Presently he lighted his lamp. He dressed with his usual attention to detail, and touched the electric button above his bed.
“I’m going to-morrow morning,” he said to the servant who came; “return in an hour and pack my traps.”
Langham sat down. He had no inclination for dinner. With his chin propped on his clinched hands he sat there thinking. A sound fell on his ear, the closing of a door at the end of the hall, the padded pattering of a dog’s feet, a scratching, a whine.
He opened his door; the bull-terrier trotted in and stood before him in silence. His Highness held in his mouth a letter.
Langham took the note with hands that shook. He could scarcely steady them to open the envelope; he could scarcely see to read the line:
“Why are you going away?”
He rose, made his way to his desk like a blind man, and wrote,
“Because I love you.”
His Highness bore the missive away.
For an hour he sat there in the lamp-lit room. The servant came to pack up for him, but he sent the man back, saying that he might change his mind. Then he resumed his waiting, his head buried in his hands. At last, when he could endure the silence no longer, he rose and walked the floor, backward, forward, pausing breathless to listen for the patter of the dog’s feet in the hall. But no sound came; he stole to the door and listened, then stepped into the hall. The light still burned in her room, streaming out through the transom.
She would never send another message to him by His Highness; he understood that now. How he cursed himself for his momentary delusion! how he scorned himself for reading anything but friendly kindness in her message! how he burned with self-contempt for his raw, brutal reply, crude as the blurted offer of a yokel!
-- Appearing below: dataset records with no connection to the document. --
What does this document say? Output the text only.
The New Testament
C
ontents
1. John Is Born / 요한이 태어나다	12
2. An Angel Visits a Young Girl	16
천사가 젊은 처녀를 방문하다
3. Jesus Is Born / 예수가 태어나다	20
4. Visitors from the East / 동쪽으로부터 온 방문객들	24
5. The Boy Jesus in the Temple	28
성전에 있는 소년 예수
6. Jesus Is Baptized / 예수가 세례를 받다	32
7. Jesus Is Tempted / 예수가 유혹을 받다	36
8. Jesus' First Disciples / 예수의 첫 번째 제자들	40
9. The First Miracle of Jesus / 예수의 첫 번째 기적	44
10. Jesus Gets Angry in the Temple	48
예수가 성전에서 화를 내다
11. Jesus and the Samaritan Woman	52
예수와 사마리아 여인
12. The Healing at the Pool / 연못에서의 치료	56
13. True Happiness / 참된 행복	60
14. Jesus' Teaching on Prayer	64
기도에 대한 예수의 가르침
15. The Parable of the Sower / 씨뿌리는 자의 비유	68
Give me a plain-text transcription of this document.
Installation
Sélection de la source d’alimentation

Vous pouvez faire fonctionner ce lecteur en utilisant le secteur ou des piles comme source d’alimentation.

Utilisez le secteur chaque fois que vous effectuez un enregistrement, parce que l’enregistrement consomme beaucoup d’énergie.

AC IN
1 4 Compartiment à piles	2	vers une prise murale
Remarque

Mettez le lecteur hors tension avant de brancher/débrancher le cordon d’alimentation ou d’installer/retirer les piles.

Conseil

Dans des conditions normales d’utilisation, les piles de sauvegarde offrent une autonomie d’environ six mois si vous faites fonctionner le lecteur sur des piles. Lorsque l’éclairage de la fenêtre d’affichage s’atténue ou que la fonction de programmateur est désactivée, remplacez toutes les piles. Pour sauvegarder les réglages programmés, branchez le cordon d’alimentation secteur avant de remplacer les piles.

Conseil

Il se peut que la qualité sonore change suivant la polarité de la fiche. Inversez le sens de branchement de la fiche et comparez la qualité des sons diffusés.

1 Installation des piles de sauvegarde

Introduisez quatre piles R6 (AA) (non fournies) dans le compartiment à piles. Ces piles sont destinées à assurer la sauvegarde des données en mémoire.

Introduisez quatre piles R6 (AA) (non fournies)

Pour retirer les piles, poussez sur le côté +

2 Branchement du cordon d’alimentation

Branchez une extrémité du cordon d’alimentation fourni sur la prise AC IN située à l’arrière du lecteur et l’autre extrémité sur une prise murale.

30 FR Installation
That settled the matter. If he had any decency left, he must never offend her eyes again. How could he have hoped? How could he have done it? Here, too!—here in this place so sanctified to her by associations—here, whither she had come upon her pious pilgrimage—here, where at least he might have left her to her dead!
Suddenly, as he stood there, her door opened. She saw him standing there. For a full minute they faced each other. Presently His Highness emerged from behind his mistress and trotted out into the hall.
Behind His Highness came his mistress, slowly, more slowly. The dog carefully held a letter between his teeth, and when Langham saw it he sprang forward eagerly.